Brown and DeBois provided their perspective during the All Analytics session titled What Analytics Means to Your Company in 2017 and Beyond.
Leading or Guiding
When it comes to organizational approach to data analysis, while few companies said they fit the "leading" profile, 41% characterized their organization as "guiding," indicating that analytics is core to almost every part of the organization, touching sales, customer service, and operations, but saying they are not quite there yet with predictive use.
A full 36% of survey respondents said that their experience was "limited," indicating that some groups dig into non-financial sources, but cross department analysis is limited to financial data.
Our panelists Brown and DeBois said that analytics implementation tends to be all over the board, from very integrated and sophisticated to more basic and limited for organizations that are starting out or that have placed less of an emphasis on the practice.
Brown said that she considers terms such as predictive and prescriptive to be marketing terms, and that organizations shouldn't get hung up on those labels.
The survey also asked who drove most of the new ideas for data analysis, and business executives came in at the top at 31%, with IT staff and management making up the second largest chunk at 27%. Brown said she believed that the marketing department should be the one driving the biggest share of new ideas for data analysis.
Those surveyed also expressed concern about data security.

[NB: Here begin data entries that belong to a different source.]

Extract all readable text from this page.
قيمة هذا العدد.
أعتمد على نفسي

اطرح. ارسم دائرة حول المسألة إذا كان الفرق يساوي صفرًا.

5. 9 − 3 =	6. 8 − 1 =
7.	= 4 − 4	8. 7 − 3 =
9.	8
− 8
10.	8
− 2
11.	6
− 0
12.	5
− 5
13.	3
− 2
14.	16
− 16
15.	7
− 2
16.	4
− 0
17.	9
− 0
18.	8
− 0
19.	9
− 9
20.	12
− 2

Half of all companies said they were either extremely concerned or moderately concerned about security as it relates to big data, and another 29% said they were moderately concerned.
DeBois said that this concern may be coming from all the attention to data privacy right now. For instance, privacy practices at retailer Target drew plenty of attention a few years ago after the New York Times published an account of how one teenaged girl's father found out she was pregnant because Target started sending her marketing mail for pregnant women. It turned out that Target's algorithms recognized the girl's behavior as matching that of pregnant customers.

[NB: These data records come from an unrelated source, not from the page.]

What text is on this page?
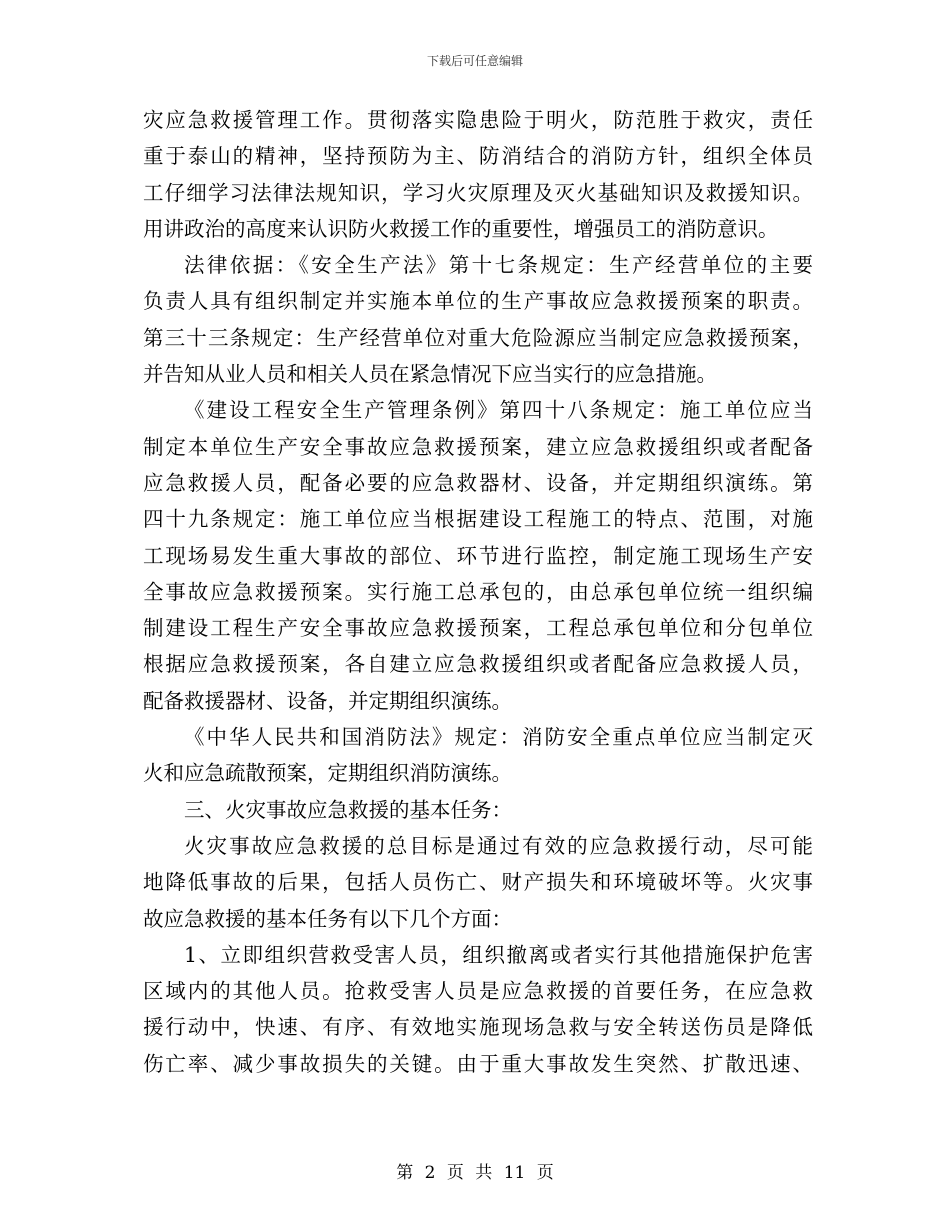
下载后可任意编辑
灾应急救援管理工作。贯彻落实隐患险于明火，防范胜于救灾，责任
重于泰山的精神，坚持预防为主、防消结合的消防方针，组织全体员
工仔细学习法律法规知识，学习火灾原理及灭火基础知识及救援知识。
用讲政治的高度来认识防火救援工作的重要性，增强员工的消防意识。
法律依据：《安全生产法》第十七条规定：生产经营单位的主要
负责人具有组织制定并实施本单位的生产事故应急救援预案的职责。
第三十三条规定：生产经营单位对重大危险源应当制定应急救援预案，
并告知从业人员和相关人员在紧急情况下应当实行的应急措施。
《建设工程安全生产管理条例》第四十八条规定：施工单位应当
制定本单位生产安全事故应急救援预案，建立应急救援组织或者配备
应急救援人员，配备必要的应急救器材、设备，并定期组织演练。第
四十九条规定：施工单位应当根据建设工程施工的特点、范围，对施
工现场易发生重大事故的部位、环节进行监控，制定施工现场生产安
全事故应急救援预案。实行施工总承包的，由总承包单位统一组织编
制建设工程生产安全事故应急救援预案，工程总承包单位和分包单位
根据应急救援预案，各自建立应急救援组织或者配备应急救援人员，
配备救援器材、设备，并定期组织演练。
《中华人民共和国消防法》规定：消防安全重点单位应当制定灭
火和应急疏散预案，定期组织消防演练。
三、火灾事故应急救援的基本任务：
火灾事故应急救援的总目标是通过有效的应急救援行动，尽可能
地降低事故的后果，包括人员伤亡、财产损失和环境破坏等。火灾事
故应急救援的基本任务有以下几个方面：
1、立即组织营救受害人员，组织撤离或者实行其他措施保护危害
区域内的其他人员。抢救受害人员是应急救援的首要任务，在应急救
援行动中，快速、有序、有效地实施现场急救与安全转送伤员是降低
伤亡率、减少事故损失的关键。由于重大事故发生突然、扩散迅速、
第 2 页 共 11 页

Organizations were also asked about their barriers to success with their data analytics initiatives and 44% pointed to lack of staff expertise, 41% to data security concerns, and 34% to ensuring data quality. Brown, who presented a session earlier in the day that touched on the topic of data analytics failures, said that projects fail due to lack of focus. Organizations need to identify their revenue-generating or cost-savings goals before they go into a data analytics project, something that many organizations don't do.